Wie zegt dat de NMBS nergens voor deugt, liegt. Kan u mij een ander bedrijf noemen dat zoveel solidariteit en samenhorigheid onder elkaar volkomen onbekende mensen creëert als de NMBS? Nee? Dat dacht ik al. Nochtans zouden ze het allemaal kunnen, want het trucje is simpel: mensen zo geïrriteerd maken dat ze hun hart moeten luchten, ook al is het bij volslagen vreemden. Ook ik viel vorige week aan deze onweerstaanbare dwang ten prooi.
Het was vol goede moed dat ik donderdag koers zette richting station Antwerpen-Berchem. Zo uitgekiend het plan was (snel een nieuwe campuskaart halen, de trein van tien voor zeven nemen, in Gent de tram op en tien kleine minuten te laat op de vergadering aankomen), zo ingewikkeld de uitvoering ervan bleek.

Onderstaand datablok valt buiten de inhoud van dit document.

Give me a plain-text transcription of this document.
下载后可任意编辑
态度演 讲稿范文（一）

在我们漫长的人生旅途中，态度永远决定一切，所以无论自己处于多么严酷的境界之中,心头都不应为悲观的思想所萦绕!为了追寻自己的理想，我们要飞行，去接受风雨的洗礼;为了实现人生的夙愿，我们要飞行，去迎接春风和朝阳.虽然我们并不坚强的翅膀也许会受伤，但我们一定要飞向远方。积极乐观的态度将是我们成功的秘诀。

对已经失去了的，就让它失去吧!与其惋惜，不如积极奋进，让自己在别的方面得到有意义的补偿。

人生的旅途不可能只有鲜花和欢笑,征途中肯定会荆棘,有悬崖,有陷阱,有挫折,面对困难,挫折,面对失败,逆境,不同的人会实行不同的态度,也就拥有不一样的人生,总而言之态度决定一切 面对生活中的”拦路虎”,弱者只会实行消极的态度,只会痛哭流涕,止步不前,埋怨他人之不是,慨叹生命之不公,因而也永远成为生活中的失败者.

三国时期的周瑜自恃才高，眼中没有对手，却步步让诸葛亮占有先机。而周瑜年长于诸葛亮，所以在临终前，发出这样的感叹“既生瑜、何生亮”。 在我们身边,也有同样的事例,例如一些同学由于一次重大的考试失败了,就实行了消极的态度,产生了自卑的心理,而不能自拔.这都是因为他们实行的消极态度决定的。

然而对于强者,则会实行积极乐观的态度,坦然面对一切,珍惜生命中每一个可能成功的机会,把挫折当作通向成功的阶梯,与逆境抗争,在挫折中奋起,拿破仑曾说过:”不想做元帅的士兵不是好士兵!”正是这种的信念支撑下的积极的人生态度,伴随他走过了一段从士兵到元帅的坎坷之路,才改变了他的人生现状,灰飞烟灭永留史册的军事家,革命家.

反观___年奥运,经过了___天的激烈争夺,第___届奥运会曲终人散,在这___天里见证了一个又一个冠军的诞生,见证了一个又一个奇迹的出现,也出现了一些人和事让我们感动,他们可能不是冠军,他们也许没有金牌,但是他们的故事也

De moed zonk me al zeer diep in de schoenen toen ik de stationshal binnenkwam. De trein die al meer dan een halfuur daarvoor het station had moeten verlaten, stond nog steeds op het aankondigingenbord, met 40 minuten vertraging. Nog dieper gleed de moed toen ik zag dat de vertraging van de drie latere treinen richting Gent “nog te bepalen” was. Bij de spoorwegen betekenen de onheilspellende woorden “vertraging nog te bepalen” maar één ding: dikke miserie.

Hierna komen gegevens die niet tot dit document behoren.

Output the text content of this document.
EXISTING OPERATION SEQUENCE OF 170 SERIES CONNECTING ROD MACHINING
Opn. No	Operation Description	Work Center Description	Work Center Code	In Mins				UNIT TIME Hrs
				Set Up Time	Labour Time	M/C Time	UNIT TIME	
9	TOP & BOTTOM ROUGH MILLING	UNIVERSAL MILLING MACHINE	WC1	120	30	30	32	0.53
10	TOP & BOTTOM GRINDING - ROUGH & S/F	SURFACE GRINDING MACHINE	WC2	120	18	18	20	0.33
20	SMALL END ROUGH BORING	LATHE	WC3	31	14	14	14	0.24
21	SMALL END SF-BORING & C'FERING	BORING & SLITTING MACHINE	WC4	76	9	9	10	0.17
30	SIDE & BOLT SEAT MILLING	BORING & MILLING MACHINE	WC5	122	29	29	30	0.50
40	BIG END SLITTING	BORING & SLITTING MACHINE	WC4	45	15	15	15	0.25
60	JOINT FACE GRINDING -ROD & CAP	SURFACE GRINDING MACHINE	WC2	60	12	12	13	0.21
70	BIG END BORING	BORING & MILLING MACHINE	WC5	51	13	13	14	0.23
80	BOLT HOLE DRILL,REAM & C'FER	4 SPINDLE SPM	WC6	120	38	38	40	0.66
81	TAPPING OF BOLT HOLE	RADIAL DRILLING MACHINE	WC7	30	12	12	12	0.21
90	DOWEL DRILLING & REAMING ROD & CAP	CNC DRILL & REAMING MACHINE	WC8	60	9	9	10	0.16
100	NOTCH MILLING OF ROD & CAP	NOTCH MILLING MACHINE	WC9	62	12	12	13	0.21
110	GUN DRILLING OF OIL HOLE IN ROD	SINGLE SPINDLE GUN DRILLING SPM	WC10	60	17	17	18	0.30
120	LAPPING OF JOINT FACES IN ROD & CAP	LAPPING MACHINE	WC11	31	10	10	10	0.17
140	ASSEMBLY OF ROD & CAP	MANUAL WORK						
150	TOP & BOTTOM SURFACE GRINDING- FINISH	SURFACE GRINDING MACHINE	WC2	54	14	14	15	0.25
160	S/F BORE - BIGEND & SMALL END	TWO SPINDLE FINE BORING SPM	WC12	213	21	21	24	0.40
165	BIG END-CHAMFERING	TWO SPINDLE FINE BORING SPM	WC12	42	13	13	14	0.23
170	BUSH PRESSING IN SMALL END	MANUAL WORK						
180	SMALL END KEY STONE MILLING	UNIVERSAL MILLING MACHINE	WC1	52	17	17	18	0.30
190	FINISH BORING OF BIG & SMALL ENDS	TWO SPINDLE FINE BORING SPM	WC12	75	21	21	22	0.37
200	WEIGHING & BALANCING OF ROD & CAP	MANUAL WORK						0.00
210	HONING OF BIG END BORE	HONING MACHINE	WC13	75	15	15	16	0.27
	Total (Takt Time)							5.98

Maar zie, daar verscheen weer een klein beetje hoop toen de man van het loket me verzekerde dat de trein van veertig minuten vertraging enkele minuten later zeker zou vertrekken. Met nieuwe verzamelde moed nam ik de roltrap naar spoor twee, waar mijn naïeve ik enkele minuten later zou ontdekken dat zeker lang niet altijd zeker betekent. Veertig minuten vertraging werden langer, het perron voller, mensen zenuwachtiger.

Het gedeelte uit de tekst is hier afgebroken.